L'été a été également marqué par la signature de l'accord de libre-échange entre l'UE et la Nouvelle-Zélande. En redoutez-vous ses conséquences mais aussi celles d'un éventuel accord commercial avec l'Australie ?
Bien sûr. La perspective d'une augmentation de 38 000 tonnes des importations néo-zélandaises est une véritable menace pour la filière européenne. Il suffirait que la Chine ferme ses frontières pour que demain ces volumes débarquent en Europe. Je suis également choqué par l'absence de mesures-miroir en dehors de celle, dérisoire, de « l'élevage à l'herbe ». L'accord ne tient même pas compte de l'utilisation dans ce pays de l'atrazine, interdite depuis vingt ans en Europe.
La question de l'Australie est un autre motif d'inquiétude. Depuis que le Royaume-Uni a signé en 2021 un accord bilatéral avec ce pays, il existe un risque qu'une partie de ces flux arrivent chez nous comme par un cheval de Troie.

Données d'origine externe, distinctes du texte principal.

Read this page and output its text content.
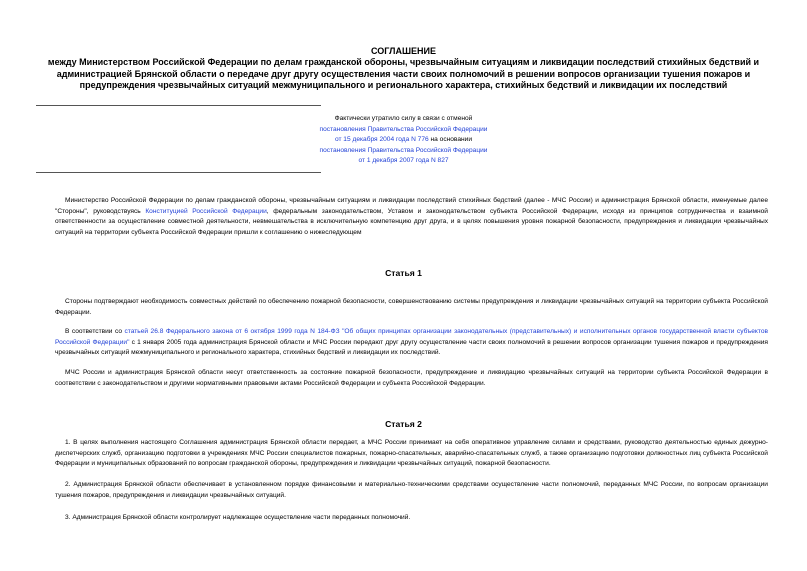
СОГЛАШЕНИЕ
между Министерством Российской Федерации по делам гражданской обороны, чрезвычайным ситуациям и ликвидации последствий стихийных бедствий и администрацией Брянской области о передаче друг другу осуществления части своих полномочий в решении вопросов организации тушения пожаров и предупреждения чрезвычайных ситуаций межмуниципального и регионального характера, стихийных бедствий и ликвидации их последствий
Фактически утратило силу в связи с отменой
постановления Правительства Российской Федерации
от 15 декабря 2004 года N 776 на основании
постановления Правительства Российской Федерации
от 1 декабря 2007 года N 827
Министерство Российской Федерации по делам гражданской обороны, чрезвычайным ситуациям и ликвидации последствий стихийных бедствий (далее - МЧС России) и администрация Брянской области, именуемые далее "Стороны", руководствуясь Конституцией Российской Федерации, федеральным законодательством, Уставом и законодательством субъекта Российской Федерации, исходя из принципов сотрудничества и взаимной ответственности за осуществление совместной деятельности, невмешательства в исключительную компетенцию друг друга, и в целях повышения уровня пожарной безопасности, предупреждения и ликвидации чрезвычайных ситуаций на территории субъекта Российской Федерации пришли к соглашению о нижеследующем
Статья 1
Стороны подтверждают необходимость совместных действий по обеспечению пожарной безопасности, совершенствованию системы предупреждения и ликвидации чрезвычайных ситуаций на территории субъекта Российской Федерации.
В соответствии со статьей 26.8 Федерального закона от 6 октября 1999 года N 184-ФЗ "Об общих принципах организации законодательных (представительных) и исполнительных органов государственной власти субъектов Российской Федерации" с 1 января 2005 года администрация Брянской области и МЧС России передают друг другу осуществление части своих полномочий в решении вопросов организации тушения пожаров и предупреждения чрезвычайных ситуаций межмуниципального и регионального характера, стихийных бедствий и ликвидации их последствий.
МЧС России и администрация Брянской области несут ответственность за состояние пожарной безопасности, предупреждение и ликвидацию чрезвычайных ситуаций на территории субъекта Российской Федерации в соответствии с законодательством и другими нормативными правовыми актами Российской Федерации и субъекта Российской Федерации.
Статья 2
1. В целях выполнения настоящего Соглашения администрация Брянской области передает, а МЧС России принимает на себя оперативное управление силами и средствами, руководство деятельностью единых дежурно-диспетчерских служб, организацию подготовки в учреждениях МЧС России специалистов пожарных, пожарно-спасательных, аварийно-спасательных служб, а также организацию подготовки должностных лиц субъекта Российской Федерации и муниципальных образований по вопросам гражданской обороны, предупреждения и ликвидации чрезвычайных ситуаций, пожарной безопасности.
2. Администрация Брянской области обеспечивает в установленном порядке финансовыми и материально-техническими средствами осуществление части полномочий, переданных МЧС России, по вопросам организации тушения пожаров, предупреждения и ликвидации чрезвычайных ситуаций.
3. Администрация Брянской области контролирует надлежащее осуществление части переданных полномочий.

Quant au cadre de discussion actuel entre l'UE et l'Australie, il est très alarmant, l'Australie demandant un quota de 150 000 tonnes, contre 3 800 aujourd'hui ! Que restera-t-il de la filière européenne dans ce cas-là ? La Commission poursuit aveuglement ses décisions prises en 2019 avec le Green Deal et Farm to Fork sans tenir compte de la pandémie de 2020 qui a bouleversé les échanges en fragilisant la souveraineté et de la guerre provoquée par les Russes en Ukraine qui perturbe le marché mondial des céréales pouvant entraîner des famines dans le reste du monde... La Commission ne tient pas compte de ces éléments majeurs, pas d'études d'impacts ! C'est d'une incohérence totale !

Serez-vous candidate à votre réélection ?
Oui, nous allons solliciter à nouveau la confiance du conseil d'administration après le congrès pour constituer un nouveau bureau avec Brigitte Singla. Ce sera dans tous les cas mon dernier mandat. Notre volonté avec Brigitte est d'associer un groupe de jeunes éleveurs dès maintenant pour transmettre le relais dans de bonnes conditions dans trois ans.